Thursday, May 19, 2005

This Is My Side Of The Street, Dammit

... he warn't only just a farmer, he was a preacher, too, and had a little one-horse log church down back of the plantation, which he built it himself at his own expense, for a church and schoolhouse, and never charged nothing for his preaching, and it was worth it, too. There was plenty other farmer-preachers like that, and done the same way, down South.
-- The Adventures of Huckleberry Finn, Chap. XXXIII
This is a topic that deserves a more thorough analysis than the brief post and couple links I plan on giving it here, but I find this Biblical peak oil site (thanks to peakoil.com) not a little amusing because of its connection to one of peak oil's bigger showmen, Jim Kunstler. Kunstler has lately found it meet to lift the jargon of the worst elements of evangelical Christianity for his own ends. The irony, of course, is that he professes his hate of the people from whom he steals his similes; his is merely the Green version of rapture theology.

It is a theology without much history, according to a recent Kansas City Star article (registration required, or bugmenot.com). Wilburn T. Stancil, associate professor of theology and religious studies at Rockhurst University, says that rapture theology often stems from the writings of one Cyrus I. Scofield, who published a biblical reference in 1909. Espousing a tenet known as "premillenial dispensationalism", he claimed that at the moment of judgement, true believers would be taken to Jesus before the troubles happen, while nonbelievers would be left behind to, well, deal.

Although Stancil says a belief in a literal 1,000-year reign of Christ on Earth can be found in the writings of some early church fathers, Scofield's ideas are rooted in the thinking of John Nelson Darby, a 19th-century Church of England cleric who founded the Plymouth Brethren. Darby, who spent considerable time in America, may, in turn, have been amplifying the 1830 end-times visions of a 15-year-old girl in Scotland.

Stancil says premillennial dispensationalism has shown great “resiliency and adaptability” in the face of changing world events that premillennialists such as Lindsey interpret in light of their theology. Lindsey's 1970 book, The Late Great Planet Earth, did much to popularize this theology.

Premillennial dispensationalism may seem “rigid and inflexible,” Stancil says, but, in fact, it is “capable of almost endless mutations.” Dispensationalists, he says, insist the Bible must be read literally, “though ironically, it's the symbolic ... interpretation of the Bible that fosters the adaptability” found in Lindsey's view of the end times.

Rapture-based theology is misguided, Rossing says, because “God saves us not by snatching us out of the world, but by coming into the world to be with us.” She calls the rapture “an invented idea.” Theologian and author R.C. Sproul, founder of Ligonier Ministries of Orlando, Fla., holds a similar opinion, calling a rapture of the church at the start of seven years of tribulation “pure fiction” based on “manifestly flawed” theology.

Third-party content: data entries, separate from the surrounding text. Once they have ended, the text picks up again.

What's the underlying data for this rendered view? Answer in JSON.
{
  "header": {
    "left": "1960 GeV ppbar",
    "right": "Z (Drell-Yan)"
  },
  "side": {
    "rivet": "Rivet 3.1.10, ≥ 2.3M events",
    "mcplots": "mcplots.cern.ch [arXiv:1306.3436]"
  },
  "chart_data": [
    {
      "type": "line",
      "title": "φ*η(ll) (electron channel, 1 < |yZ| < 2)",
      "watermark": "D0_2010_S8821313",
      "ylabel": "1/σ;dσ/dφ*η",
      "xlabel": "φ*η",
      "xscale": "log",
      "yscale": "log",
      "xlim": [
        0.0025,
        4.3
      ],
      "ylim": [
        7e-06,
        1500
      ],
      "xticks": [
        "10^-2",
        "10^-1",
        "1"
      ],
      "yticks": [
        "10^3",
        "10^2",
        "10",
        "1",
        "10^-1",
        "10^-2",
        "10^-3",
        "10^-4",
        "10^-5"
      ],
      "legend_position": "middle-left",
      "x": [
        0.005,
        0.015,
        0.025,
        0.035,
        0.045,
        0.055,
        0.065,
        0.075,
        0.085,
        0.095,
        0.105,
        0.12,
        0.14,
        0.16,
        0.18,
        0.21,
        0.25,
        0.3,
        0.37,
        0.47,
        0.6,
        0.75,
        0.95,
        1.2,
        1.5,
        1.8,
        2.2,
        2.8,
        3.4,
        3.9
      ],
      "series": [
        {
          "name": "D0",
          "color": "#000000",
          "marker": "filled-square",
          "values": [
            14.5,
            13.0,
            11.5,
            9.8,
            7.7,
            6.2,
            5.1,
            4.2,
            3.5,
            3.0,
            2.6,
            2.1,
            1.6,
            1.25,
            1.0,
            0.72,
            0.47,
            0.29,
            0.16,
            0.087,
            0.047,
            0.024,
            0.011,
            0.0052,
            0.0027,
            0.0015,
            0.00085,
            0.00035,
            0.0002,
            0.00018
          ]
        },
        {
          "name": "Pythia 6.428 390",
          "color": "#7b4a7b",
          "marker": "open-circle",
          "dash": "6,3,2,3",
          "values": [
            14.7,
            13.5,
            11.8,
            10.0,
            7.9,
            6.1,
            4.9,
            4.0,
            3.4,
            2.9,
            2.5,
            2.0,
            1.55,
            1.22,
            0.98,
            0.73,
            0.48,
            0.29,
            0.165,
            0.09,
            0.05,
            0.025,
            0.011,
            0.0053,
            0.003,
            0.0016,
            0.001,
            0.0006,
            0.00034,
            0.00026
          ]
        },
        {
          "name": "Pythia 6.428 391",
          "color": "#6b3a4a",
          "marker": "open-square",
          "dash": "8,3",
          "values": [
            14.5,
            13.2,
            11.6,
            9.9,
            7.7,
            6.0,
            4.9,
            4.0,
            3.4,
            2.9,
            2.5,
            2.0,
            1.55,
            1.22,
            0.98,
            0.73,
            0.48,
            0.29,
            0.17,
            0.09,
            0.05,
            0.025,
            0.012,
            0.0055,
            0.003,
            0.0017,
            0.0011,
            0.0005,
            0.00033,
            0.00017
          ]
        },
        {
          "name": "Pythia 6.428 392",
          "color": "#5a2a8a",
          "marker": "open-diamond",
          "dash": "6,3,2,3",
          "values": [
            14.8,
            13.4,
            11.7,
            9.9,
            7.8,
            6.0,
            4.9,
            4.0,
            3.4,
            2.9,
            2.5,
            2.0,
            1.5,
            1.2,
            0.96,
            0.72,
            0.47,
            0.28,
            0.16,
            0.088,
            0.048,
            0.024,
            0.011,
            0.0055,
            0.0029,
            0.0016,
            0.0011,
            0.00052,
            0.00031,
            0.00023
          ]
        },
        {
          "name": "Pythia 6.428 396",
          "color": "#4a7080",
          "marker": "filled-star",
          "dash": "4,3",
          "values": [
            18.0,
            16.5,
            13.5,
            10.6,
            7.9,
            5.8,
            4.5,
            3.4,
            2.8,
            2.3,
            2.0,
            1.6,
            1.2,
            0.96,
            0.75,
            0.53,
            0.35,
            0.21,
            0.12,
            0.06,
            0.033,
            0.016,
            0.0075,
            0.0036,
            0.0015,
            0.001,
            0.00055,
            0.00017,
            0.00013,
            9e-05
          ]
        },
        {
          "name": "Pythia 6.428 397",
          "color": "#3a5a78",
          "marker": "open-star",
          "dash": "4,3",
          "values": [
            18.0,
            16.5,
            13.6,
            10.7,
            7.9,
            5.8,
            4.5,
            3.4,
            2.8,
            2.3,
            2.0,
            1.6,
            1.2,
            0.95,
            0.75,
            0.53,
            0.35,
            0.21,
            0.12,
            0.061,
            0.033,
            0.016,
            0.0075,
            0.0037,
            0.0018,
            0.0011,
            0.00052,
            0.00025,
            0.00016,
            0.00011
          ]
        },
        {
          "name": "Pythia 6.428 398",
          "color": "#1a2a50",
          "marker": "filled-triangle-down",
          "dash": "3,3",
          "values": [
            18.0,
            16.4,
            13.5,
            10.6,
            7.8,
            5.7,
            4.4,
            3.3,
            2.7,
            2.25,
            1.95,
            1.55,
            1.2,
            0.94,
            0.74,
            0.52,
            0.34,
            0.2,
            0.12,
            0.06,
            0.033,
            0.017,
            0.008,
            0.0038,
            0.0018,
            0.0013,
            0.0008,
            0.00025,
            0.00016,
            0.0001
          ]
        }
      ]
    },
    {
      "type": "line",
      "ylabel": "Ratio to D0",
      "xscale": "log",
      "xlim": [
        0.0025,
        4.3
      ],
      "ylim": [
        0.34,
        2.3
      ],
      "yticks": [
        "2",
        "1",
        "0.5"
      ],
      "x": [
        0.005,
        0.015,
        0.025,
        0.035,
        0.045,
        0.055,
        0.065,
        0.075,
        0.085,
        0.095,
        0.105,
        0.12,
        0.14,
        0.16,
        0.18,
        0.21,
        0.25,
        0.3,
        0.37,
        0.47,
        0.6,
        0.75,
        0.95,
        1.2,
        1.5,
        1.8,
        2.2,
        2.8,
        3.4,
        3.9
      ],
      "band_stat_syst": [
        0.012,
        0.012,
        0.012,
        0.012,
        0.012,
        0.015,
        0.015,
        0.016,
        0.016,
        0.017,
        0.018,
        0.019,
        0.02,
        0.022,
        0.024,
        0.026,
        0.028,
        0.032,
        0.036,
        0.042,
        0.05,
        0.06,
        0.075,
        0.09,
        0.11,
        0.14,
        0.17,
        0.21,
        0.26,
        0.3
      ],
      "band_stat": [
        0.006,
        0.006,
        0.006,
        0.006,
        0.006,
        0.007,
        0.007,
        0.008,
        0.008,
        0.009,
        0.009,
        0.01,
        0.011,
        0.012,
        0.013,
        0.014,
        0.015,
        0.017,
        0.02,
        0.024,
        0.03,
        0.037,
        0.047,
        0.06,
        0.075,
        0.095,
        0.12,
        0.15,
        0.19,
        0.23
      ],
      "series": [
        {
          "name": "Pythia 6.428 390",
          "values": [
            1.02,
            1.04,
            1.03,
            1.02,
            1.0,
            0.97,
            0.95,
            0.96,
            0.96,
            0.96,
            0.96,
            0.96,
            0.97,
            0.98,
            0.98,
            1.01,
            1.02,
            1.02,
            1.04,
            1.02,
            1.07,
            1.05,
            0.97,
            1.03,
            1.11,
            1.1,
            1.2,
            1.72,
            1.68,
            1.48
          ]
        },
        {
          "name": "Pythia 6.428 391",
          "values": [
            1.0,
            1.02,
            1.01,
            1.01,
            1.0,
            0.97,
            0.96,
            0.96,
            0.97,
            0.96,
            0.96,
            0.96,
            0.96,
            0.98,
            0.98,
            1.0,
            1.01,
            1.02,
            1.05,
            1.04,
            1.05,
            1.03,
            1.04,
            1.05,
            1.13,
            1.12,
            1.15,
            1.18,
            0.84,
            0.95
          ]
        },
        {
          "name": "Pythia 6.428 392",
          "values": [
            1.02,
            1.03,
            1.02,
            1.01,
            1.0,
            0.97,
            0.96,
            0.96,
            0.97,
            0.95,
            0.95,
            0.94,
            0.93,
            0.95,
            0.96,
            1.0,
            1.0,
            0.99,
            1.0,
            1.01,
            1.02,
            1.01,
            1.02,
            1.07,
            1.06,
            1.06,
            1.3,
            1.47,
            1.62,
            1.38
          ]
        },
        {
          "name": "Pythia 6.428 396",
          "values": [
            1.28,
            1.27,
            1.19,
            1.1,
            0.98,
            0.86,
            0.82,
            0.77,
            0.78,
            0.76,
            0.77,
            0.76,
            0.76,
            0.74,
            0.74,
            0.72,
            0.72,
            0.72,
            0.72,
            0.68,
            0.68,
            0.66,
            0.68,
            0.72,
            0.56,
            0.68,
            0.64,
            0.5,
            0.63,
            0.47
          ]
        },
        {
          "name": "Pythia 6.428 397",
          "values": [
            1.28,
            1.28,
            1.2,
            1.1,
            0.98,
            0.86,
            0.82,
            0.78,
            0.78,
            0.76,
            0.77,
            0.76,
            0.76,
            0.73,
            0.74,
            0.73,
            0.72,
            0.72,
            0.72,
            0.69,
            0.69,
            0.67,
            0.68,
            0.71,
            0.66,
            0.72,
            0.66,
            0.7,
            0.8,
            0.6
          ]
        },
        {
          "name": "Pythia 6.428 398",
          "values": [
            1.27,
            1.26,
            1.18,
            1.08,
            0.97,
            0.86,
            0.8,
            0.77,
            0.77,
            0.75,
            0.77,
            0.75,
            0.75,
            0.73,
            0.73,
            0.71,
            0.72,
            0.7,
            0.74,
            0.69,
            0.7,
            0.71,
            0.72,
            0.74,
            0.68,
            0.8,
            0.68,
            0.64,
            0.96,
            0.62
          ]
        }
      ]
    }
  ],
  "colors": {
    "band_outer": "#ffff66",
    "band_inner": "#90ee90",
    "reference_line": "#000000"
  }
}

The real world tends to be messier than historical determinists would like; large scale planning is hard enough to do for big companies, let alone entire nations. It's a fact the Soviets came hard against and failed to overcome, acknowledged late in the game by the Soviet planner Nikolai Fedorenko when he said it would take 30,000 years to come up with an adequate one-year plan. That experience doesn't take Kunstler down any notches; he's got a plan for everybody and an apocalyptic vision to herd them where he wants them to go. So his public venom directed at the religious right is better understood when taken in context; he absorbs and regurgitates their liturgy, translating it to a different audience. No wonder, then, that he hates them so: if there's one thing a carnie can't stand, it's another carnie working the same side of the street.